I try to implement a seq2seq with attention model. I want to use nn.LSTM with bidirectional=True and n_layers >1.
I am confused about n_layers. Here is the documentation:
* **num_layers** – Number of recurrent layers. E.g., setting num_layers=2
would mean stacking two LSTMs together to form a stacked LSTM, with the second LSTM taking in outputs of the first LSTM and computing the final results. Default: 1
Because of the input of the second layer is the output of the first layer, I expect that the hidden_state shape should corporate n_layers.
I understand that for the bidirectional=True, I can add both direction for the hidden state, How can we do if we use n_layers>1. Most of the code online use only 1 layer for encoder and decoder!
You can have a look at my implementation of mine; it’s a RNN-based classifier with attention, i.e., only the encoder part of a Seq2Seq model. But that’s all you need. The code is a bit verbose as it classifier is configurable using GRU or LSTM, uni or bidirectional, different number of RNN layers, different numbers of linear layers at the end. In a nutshell:
Yes, you can add the 2 directions.
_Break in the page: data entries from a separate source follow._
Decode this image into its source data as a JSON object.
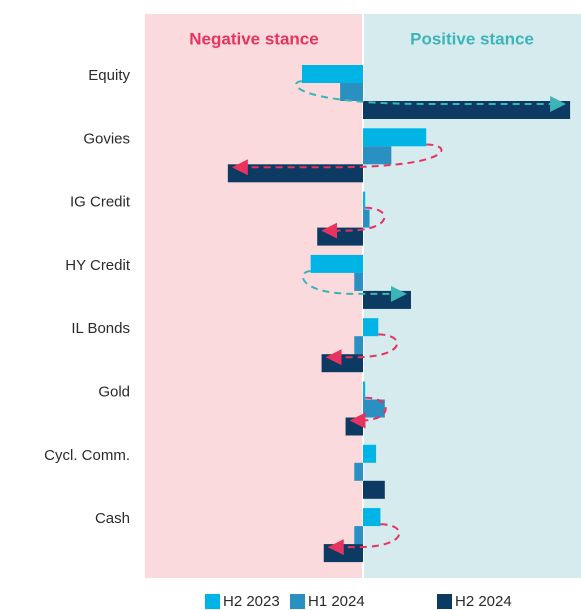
{
  "chart_data": {
    "type": "bar",
    "orientation": "horizontal",
    "annotations": [
      {
        "text": "Negative stance",
        "color": "#e8335e",
        "background": "#fadadd"
      },
      {
        "text": "Positive stance",
        "color": "#3bb5b5",
        "background": "#d6ebee"
      }
    ],
    "categories": [
      "Equity",
      "Govies",
      "IG Credit",
      "HY Credit",
      "IL Bonds",
      "Gold",
      "Cycl. Comm.",
      "Cash"
    ],
    "series": [
      {
        "name": "H2 2023",
        "color": "#00b4e6",
        "values": [
          -2.8,
          2.9,
          0.1,
          -2.4,
          0.7,
          0.1,
          0.6,
          0.8
        ]
      },
      {
        "name": "H1 2024",
        "color": "#2a8fc1",
        "values": [
          -1.05,
          1.3,
          0.3,
          -0.4,
          -0.4,
          1.0,
          -0.4,
          -0.4
        ]
      },
      {
        "name": "H2 2024",
        "color": "#0d3a63",
        "values": [
          9.5,
          -6.2,
          -2.1,
          2.2,
          -1.9,
          -0.8,
          1.0,
          -1.8
        ]
      }
    ],
    "xlim": [
      -10,
      10
    ]
  }
}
In my implementation, I concatenate them: notice the
self.params.rnn_hidden_dim * self.num_directions when creating the Attention layer. You would need to this if you add the 2 directions, of course. Don’t ask me which solution is better/preferred :).
Regarding the number of RNN layers, just attend over the last layer. In this way, it doesn’t matter at all how many layers do you have. Check out the
rnn_output is all you need as it gives you all states of the sequence with respect to last RNN layer.
I hope that helps a bit.